Debugging the One-in-a-Million Failure: Migrating Pinterest’s Search Infrastructure to Kubernetes

[

Pinterest Engineering

](https://medium.com/@Pinterest_Engineering?source=post_page---byline--bef9af9dabf4---------------------------------------)

Sanson Hu, Shashank Tavildar, Eric Kalkanger, Hunter Gatewood

While migrating Pinterest’s search infrastructure — which powers core experiences for millions of users monthly — to Kubernetes, we faced a challenge in the new environment: one in every million search requests took 100x longer than usual.

This post chronicles our investigation, uncovering an elusive interaction between our memory-intensive search system and a seemingly innocent monitoring process. The journey involves profiling search systems, debugging performance issues, Linux kernel features, and memory management.

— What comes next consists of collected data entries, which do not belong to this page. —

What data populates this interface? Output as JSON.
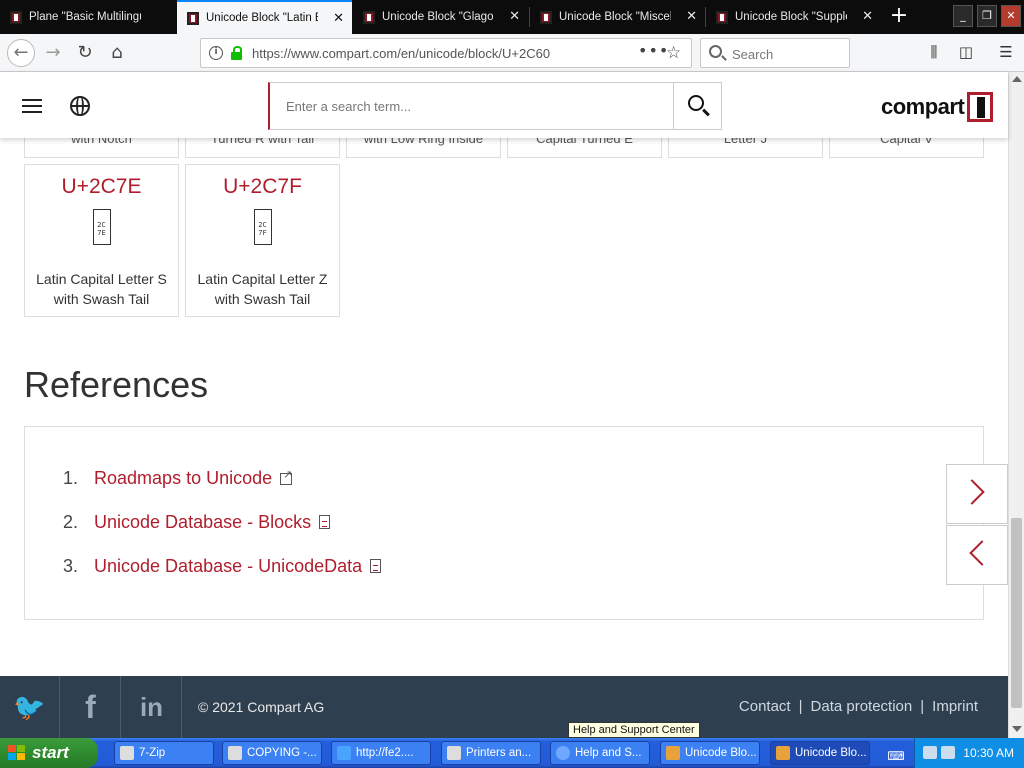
{
  "browser": {
    "tabs": [
      {
        "label": "Plane \"Basic Multilingual",
        "active": false
      },
      {
        "label": "Unicode Block \"Latin Ext",
        "active": true
      },
      {
        "label": "Unicode Block \"Glagolitic\"",
        "active": false
      },
      {
        "label": "Unicode Block \"Miscellan",
        "active": false
      },
      {
        "label": "Unicode Block \"Suppleme",
        "active": false
      }
    ],
    "url_host": "https://www.compart.com",
    "url_path": "/en/unicode/block/U+2C60",
    "search_placeholder": "Search"
  },
  "site": {
    "search_placeholder": "Enter a search term...",
    "logo_text": "compart"
  },
  "partial_cells": [
    "with Notch",
    "Turned R with Tail",
    "with Low Ring Inside",
    "Capital Turned E",
    "Letter J",
    "Capital V"
  ],
  "cells": [
    {
      "code": "U+2C7E",
      "glyph": "2C 7E",
      "name_line1": "Latin Capital Letter S",
      "name_line2": "with Swash Tail"
    },
    {
      "code": "U+2C7F",
      "glyph": "2C 7F",
      "name_line1": "Latin Capital Letter Z",
      "name_line2": "with Swash Tail"
    }
  ],
  "references": {
    "heading": "References",
    "items": [
      {
        "num": "1.",
        "label": "Roadmaps to Unicode",
        "icon": "external-link-icon"
      },
      {
        "num": "2.",
        "label": "Unicode Database - Blocks",
        "icon": "document-icon"
      },
      {
        "num": "3.",
        "label": "Unicode Database - UnicodeData",
        "icon": "document-icon"
      }
    ]
  },
  "footer": {
    "copyright": "© 2021 Compart AG",
    "links": [
      "Contact",
      "Data protection",
      "Imprint"
    ],
    "social": [
      "twitter-icon",
      "facebook-icon",
      "linkedin-icon"
    ]
  },
  "tooltip": "Help and Support Center",
  "taskbar": {
    "start_label": "start",
    "tasks": [
      {
        "label": "7-Zip",
        "active": false
      },
      {
        "label": "COPYING -...",
        "active": false
      },
      {
        "label": "http://fe2....",
        "active": false
      },
      {
        "label": "Printers an...",
        "active": false
      },
      {
        "label": "Help and S...",
        "active": false
      },
      {
        "label": "Unicode Blo...",
        "active": false
      },
      {
        "label": "Unicode Blo...",
        "active": true
      }
    ],
    "clock": "10:30 AM"
  },
  "colors": {
    "accent": "#b01e2d",
    "footer_bg": "#2e3f4f"
  }
}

Migrating Manas to Kubernetes

At Pinterest, search is a critical component of our recommendation system. When users visit their home feed, type a search query, or view related content, the results likely come from search.

To fulfill these searches at Pinterest-scale, we built an in-house search system called Manas. Today, Manas serves dozens of search indices empowering a wide array of teams within Pinterest to build performant recommendation features, and it is one of the most important services within Pinterest. Underneath it all, Manas manages more than 100 search clusters across thousands of hosts via a custom cluster management solution.

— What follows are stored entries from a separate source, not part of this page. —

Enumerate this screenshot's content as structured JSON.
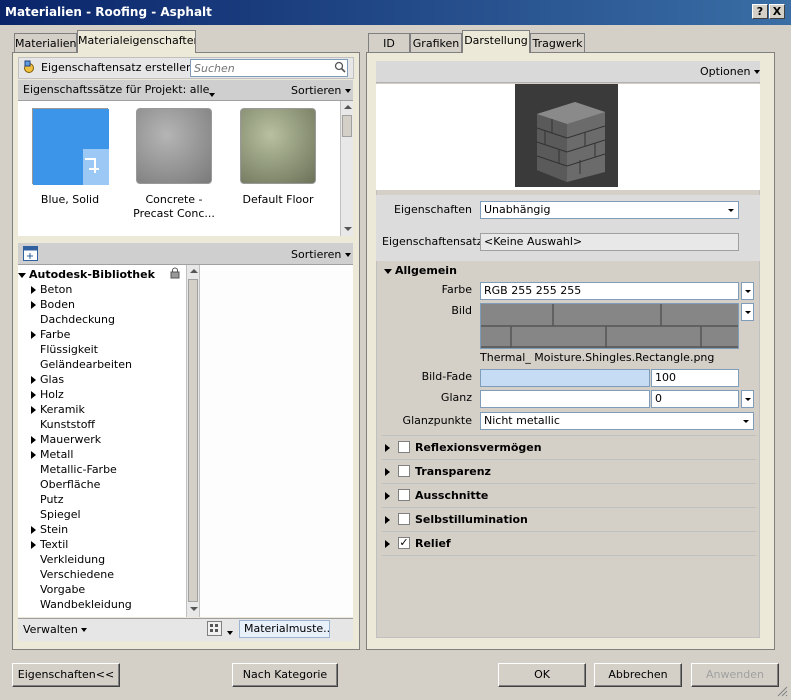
{
  "window": {
    "title": "Materialien - Roofing - Asphalt",
    "help_btn": "?",
    "close_btn": "X"
  },
  "left_tabs": [
    "Materialien",
    "Materialeigenschaften"
  ],
  "right_tabs": [
    "ID",
    "Grafiken",
    "Darstellung",
    "Tragwerk"
  ],
  "left": {
    "create_label": "Eigenschaftensatz erstellen",
    "search_placeholder": "Suchen",
    "project_sets_label": "Eigenschaftssätze für Projekt: alle",
    "sort_label": "Sortieren",
    "thumbs": [
      {
        "label1": "Blue, Solid",
        "label2": ""
      },
      {
        "label1": "Concrete -",
        "label2": "Precast Conc..."
      },
      {
        "label1": "Default Floor",
        "label2": ""
      }
    ],
    "library_sort_label": "Sortieren",
    "library_title": "Autodesk-Bibliothek",
    "tree": [
      {
        "label": "Beton",
        "expandable": true
      },
      {
        "label": "Boden",
        "expandable": true
      },
      {
        "label": "Dachdeckung",
        "expandable": false
      },
      {
        "label": "Farbe",
        "expandable": true
      },
      {
        "label": "Flüssigkeit",
        "expandable": false
      },
      {
        "label": "Geländearbeiten",
        "expandable": false
      },
      {
        "label": "Glas",
        "expandable": true
      },
      {
        "label": "Holz",
        "expandable": true
      },
      {
        "label": "Keramik",
        "expandable": true
      },
      {
        "label": "Kunststoff",
        "expandable": false
      },
      {
        "label": "Mauerwerk",
        "expandable": true
      },
      {
        "label": "Metall",
        "expandable": true
      },
      {
        "label": "Metallic-Farbe",
        "expandable": false
      },
      {
        "label": "Oberfläche",
        "expandable": false
      },
      {
        "label": "Putz",
        "expandable": false
      },
      {
        "label": "Spiegel",
        "expandable": false
      },
      {
        "label": "Stein",
        "expandable": true
      },
      {
        "label": "Textil",
        "expandable": true
      },
      {
        "label": "Verkleidung",
        "expandable": false
      },
      {
        "label": "Verschiedene",
        "expandable": false
      },
      {
        "label": "Vorgabe",
        "expandable": false
      },
      {
        "label": "Wandbekleidung",
        "expandable": false
      }
    ],
    "manage_label": "Verwalten",
    "material_pattern_label": "Materialmuste..."
  },
  "right": {
    "options_label": "Optionen",
    "eigenschaften_label": "Eigenschaften",
    "eigenschaften_value": "Unabhängig",
    "eigenschaftensatz_label": "Eigenschaftensatz",
    "eigenschaftensatz_value": "<Keine Auswahl>",
    "section_general": "Allgemein",
    "farbe_label": "Farbe",
    "farbe_value": "RGB 255 255 255",
    "bild_label": "Bild",
    "bild_filename": "Thermal_ Moisture.Shingles.Rectangle.png",
    "bildfade_label": "Bild-Fade",
    "bildfade_value": "100",
    "glanz_label": "Glanz",
    "glanz_value": "0",
    "glanzpunkte_label": "Glanzpunkte",
    "glanzpunkte_value": "Nicht metallic",
    "sections": [
      {
        "label": "Reflexionsvermögen",
        "checked": false
      },
      {
        "label": "Transparenz",
        "checked": false
      },
      {
        "label": "Ausschnitte",
        "checked": false
      },
      {
        "label": "Selbstillumination",
        "checked": false
      },
      {
        "label": "Relief",
        "checked": true
      }
    ]
  },
  "buttons": {
    "properties": "Eigenschaften<<",
    "by_category": "Nach Kategorie",
    "ok": "OK",
    "cancel": "Abbrechen",
    "apply": "Anwenden"
  }
}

Over the past eight years since its inception in 2017, this custom cluster management system has become increasingly complex, opaque, and error-prone. To remedy this, we decided to migrate Manas to PinCompute, Pinterest’s in-house Kubernetes platform. We spent all of 2024 building out the new system on top of open source technologies like Envoy and Spinnaker, and incorporating new, custom components like a GitOps config management system and a new Manas-specific Kubernetes operator.

As we entered 2025, we were excited to validate our work and began performance testing. However, as we sent traffic to a test cluster, we noticed a problem: a small but persistent percentage of requests were timing out.

At our scale, a few timeouts per minute would result in a few users every minute receiving slightly degraded recommendations. While it might not impact metrics immediately, at best this issue would live on every single recommendation service at Pinterest. At worst, we worried the issue would slowly deteriorate into an ongoing, company-wide incident. The risk was too high, so we had to pause the migration and find a root cause.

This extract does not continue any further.